D'habitude, à cette heure-là, sur la ligne 1, entre Bastille et La Défense, un quinquagénaire à demi aviné débitait son sempiternel discours aux passagers : « M’sieurs dames sans emploi sans logement sans ressources je fais appel à votre générosité pour quelques pièces ou même un ticket-restaurant… »

Mais, cette fois, l’intervenant était un jeune barbu dont le visage et le blouson fatigués contrastaient avec une voix claire, bien posée : « Mesdames, messieurs, je vous demande une petite minute d’attention. L’enfant de l’Assistance publique que je suis, réduit à la mendicité, pourrait vous tendre la main. La compassion et la mauvaise conscience l’emportant sur l’agacement, vous seriez peut-être amenés à y répondre de manière positive. Autrement dit, à me tendre la main. Vous voyez : les mêmes mots expriment une chose et son contraire. C’est ce que la grammaire appelle une énantiosémie. Supposons maintenant que votre générosité vous conduise à m’accueillir momentanément chez vous, en attendant que je trouve un toit. Qui serait l’hôte ? Celui qui reçoit ou celui qui est reçu ? Vous ou moi ? Encore une énantio-sémie ! C’est dire que nous sommes interchangeables. Si le sort avait été différent dans cette grande loterie qu’est l’existence, vous seriez à ma place et moi à la vôtre. »

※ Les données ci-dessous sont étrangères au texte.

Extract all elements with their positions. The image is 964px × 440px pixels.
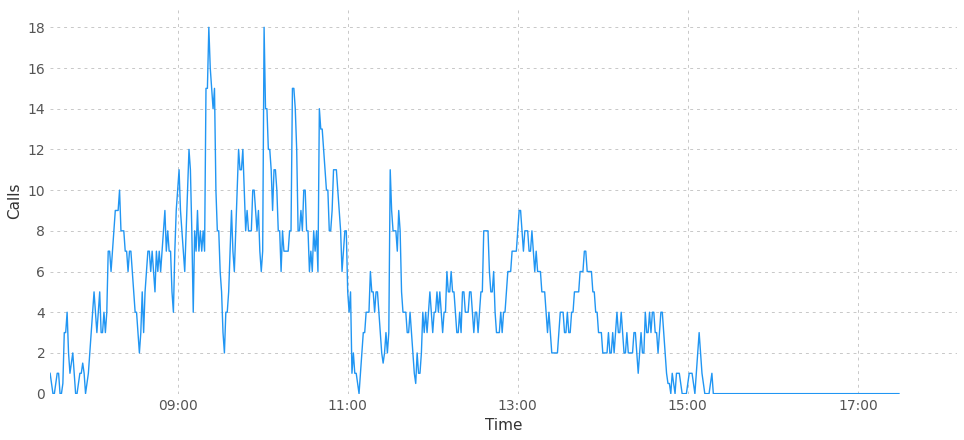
X-axis label: Time: Time [485,418,522,433]
Y-axis label: Calls: Calls [7,182,22,219]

Le métro arrivait à la station Concorde. Le jeune barbu est descendu sur le quai avant de se fondre dans la foule. Les passagers du wagon ont échangé des sourires gênés. Il y a eu quelques hochements de tête – énantiosémiques — qui pouvaient tout dire et son contraire. Puis, chacun a vite replongé dans l’écran de son smartphone.